Saudi Arabia vowed Thursday to pursue nuclear weapons if Iran is able to build an atomic bomb, raising the specter of a nuclear arms race in the Middle East.

The kingdom’s Crown Prince Mohammed bin Salman spoke with CBS Thursday, comparing the Tehran regime to Nazi Germany, and warning that Iran’s supreme leader, Grand Ayatollah Ali Khamenei, threatens the entire Middle East.

“Because he wants to expand,” said the Crown Prince. “He wants to create his own project in the Middle East very much like Hitler who wanted to expand at the time. Many countries around the world and in Europe did not realize how dangerous Hitler was until what happened, happened. I don't want to see the same events happening in the Middle East.”
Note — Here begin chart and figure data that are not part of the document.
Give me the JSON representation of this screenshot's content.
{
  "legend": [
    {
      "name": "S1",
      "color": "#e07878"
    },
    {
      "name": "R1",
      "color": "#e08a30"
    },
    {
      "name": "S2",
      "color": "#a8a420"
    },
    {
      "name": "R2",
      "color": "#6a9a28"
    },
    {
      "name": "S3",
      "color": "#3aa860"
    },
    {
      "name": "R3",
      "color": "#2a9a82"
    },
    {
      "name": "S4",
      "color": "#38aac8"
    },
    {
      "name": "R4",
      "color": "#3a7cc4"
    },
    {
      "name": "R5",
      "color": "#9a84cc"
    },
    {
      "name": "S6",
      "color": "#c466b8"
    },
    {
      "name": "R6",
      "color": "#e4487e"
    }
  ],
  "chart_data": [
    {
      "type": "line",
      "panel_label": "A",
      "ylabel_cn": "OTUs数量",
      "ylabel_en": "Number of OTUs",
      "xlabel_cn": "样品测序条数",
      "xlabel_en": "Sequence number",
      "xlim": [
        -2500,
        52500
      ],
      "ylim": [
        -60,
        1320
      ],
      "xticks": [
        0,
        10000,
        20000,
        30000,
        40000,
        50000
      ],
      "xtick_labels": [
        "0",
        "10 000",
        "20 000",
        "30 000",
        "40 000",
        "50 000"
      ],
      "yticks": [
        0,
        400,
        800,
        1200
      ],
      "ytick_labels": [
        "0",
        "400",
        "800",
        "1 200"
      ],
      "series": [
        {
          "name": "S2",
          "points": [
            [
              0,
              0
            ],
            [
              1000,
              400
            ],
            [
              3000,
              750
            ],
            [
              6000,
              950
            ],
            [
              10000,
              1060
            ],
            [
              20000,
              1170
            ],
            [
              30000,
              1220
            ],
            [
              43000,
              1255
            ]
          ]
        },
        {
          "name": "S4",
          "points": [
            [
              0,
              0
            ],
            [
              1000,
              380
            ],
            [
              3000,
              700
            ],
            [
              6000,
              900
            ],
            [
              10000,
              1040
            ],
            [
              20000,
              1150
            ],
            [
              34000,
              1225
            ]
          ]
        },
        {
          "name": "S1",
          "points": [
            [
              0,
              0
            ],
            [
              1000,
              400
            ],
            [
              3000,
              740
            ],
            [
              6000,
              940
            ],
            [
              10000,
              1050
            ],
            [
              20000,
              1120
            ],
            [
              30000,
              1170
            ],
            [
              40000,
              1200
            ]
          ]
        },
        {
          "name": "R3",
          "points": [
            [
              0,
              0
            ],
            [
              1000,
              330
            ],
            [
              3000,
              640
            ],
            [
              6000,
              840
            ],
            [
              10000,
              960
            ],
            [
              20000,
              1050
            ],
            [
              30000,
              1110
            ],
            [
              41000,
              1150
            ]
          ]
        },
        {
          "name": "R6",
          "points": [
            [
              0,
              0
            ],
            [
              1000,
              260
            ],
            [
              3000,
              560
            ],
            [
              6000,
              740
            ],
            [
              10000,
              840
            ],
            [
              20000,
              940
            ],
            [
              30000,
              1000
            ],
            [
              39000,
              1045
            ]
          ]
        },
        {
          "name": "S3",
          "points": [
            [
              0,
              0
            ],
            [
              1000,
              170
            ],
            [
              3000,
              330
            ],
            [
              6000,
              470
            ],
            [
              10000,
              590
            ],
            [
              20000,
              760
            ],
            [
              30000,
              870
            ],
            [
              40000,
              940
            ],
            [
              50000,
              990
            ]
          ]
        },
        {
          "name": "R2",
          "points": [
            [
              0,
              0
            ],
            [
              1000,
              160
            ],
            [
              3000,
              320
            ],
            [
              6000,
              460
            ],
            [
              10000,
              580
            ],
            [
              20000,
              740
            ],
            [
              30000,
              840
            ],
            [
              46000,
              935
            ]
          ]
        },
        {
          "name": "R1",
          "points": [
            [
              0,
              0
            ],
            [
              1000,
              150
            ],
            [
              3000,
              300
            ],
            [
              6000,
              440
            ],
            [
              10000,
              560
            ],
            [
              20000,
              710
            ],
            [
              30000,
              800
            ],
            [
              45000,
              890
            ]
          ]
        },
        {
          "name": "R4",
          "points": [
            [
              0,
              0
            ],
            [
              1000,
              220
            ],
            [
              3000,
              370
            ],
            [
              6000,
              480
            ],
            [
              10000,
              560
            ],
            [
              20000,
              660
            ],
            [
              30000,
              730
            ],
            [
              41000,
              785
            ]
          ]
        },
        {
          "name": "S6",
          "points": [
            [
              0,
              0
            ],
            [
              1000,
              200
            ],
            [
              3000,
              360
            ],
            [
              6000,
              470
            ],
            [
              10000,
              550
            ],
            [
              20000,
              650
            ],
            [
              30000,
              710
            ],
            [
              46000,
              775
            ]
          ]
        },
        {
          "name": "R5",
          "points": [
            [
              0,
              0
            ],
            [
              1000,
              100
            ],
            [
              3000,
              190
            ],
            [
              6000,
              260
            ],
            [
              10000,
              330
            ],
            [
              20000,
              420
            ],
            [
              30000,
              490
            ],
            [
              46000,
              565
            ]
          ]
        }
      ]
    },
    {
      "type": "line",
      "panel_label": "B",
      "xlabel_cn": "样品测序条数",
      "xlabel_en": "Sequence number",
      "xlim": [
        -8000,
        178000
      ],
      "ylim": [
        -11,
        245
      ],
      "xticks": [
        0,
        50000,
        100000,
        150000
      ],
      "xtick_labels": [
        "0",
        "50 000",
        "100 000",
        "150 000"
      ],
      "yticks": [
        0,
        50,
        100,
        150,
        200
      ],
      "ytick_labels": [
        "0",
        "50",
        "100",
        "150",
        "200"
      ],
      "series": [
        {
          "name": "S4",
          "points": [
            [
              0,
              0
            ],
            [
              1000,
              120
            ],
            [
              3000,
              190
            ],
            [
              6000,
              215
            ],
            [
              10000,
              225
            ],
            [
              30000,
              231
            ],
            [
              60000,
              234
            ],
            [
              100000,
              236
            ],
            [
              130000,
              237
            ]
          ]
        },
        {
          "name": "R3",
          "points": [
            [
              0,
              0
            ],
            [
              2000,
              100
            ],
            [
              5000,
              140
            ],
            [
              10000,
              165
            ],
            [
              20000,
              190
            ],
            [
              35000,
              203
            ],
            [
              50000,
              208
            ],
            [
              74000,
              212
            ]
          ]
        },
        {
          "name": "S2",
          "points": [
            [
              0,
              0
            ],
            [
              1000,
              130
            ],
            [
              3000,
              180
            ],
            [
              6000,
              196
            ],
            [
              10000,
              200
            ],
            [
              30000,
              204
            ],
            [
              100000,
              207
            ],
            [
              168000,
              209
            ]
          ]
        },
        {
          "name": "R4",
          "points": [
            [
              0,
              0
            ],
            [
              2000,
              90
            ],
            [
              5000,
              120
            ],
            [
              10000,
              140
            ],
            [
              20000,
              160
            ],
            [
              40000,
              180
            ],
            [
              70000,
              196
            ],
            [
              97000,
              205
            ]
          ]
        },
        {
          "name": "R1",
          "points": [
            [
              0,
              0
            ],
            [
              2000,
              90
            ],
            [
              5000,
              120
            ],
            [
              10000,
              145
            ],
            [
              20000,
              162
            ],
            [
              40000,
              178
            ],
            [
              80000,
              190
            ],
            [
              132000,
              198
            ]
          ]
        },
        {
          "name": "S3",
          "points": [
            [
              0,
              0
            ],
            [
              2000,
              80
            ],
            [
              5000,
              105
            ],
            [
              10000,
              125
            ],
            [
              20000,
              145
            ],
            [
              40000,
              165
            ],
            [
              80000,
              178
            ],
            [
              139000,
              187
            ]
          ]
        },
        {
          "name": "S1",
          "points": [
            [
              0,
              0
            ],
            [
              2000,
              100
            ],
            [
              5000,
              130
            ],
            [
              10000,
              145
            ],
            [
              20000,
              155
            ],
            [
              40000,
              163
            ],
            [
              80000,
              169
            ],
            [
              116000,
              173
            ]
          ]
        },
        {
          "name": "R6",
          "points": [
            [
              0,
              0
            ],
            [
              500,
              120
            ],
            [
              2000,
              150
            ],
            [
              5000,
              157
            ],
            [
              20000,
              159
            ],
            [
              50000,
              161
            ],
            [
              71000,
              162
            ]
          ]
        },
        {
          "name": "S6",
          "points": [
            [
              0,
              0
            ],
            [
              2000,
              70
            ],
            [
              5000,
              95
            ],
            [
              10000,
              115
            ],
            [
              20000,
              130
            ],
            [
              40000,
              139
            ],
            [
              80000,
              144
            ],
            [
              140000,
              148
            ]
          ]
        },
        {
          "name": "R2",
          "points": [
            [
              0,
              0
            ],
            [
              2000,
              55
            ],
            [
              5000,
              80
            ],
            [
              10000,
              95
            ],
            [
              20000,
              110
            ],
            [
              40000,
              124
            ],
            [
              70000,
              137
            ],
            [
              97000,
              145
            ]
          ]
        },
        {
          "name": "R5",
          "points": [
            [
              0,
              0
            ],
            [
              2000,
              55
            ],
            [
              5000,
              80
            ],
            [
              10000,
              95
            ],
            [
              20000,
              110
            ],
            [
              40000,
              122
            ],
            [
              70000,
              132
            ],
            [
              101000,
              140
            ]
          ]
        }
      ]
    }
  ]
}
During the interview, which is slated to air this coming Sunday, the Crown Prince also said that his country would be compelled to develop its own nuclear capabilities if Iran succeeds in acquiring a nuclear arsenal.

“Saudi Arabia does not want to acquire any nuclear bomb, but without a doubt if Iran developed a nuclear bomb, we will follow suit as soon as possible,” the Crown Prince told CBS.

The Saudi kingdom earlier this year declared its intentions to pursue a non-military nuclear program, with plans to build 16 nuclear power plants over the next quarter century, in a bid to modernize the country’s infrastructure and reduce its own consumption of gasoline, freeing up more for export.

According to Saudi Foreign Minister Adel al-Jubeir, Saudi Arabia is discussing the plans with "roughly 10 countries or so around the world, and we have not made a decision yet with regards to which path we will take and which country we will be focusing on more."

The plan, he says, aims "to produce energy so that we can save the oil and export it in order to generate revenue."

"Our objective is we want to have the same rights as other countries," he added.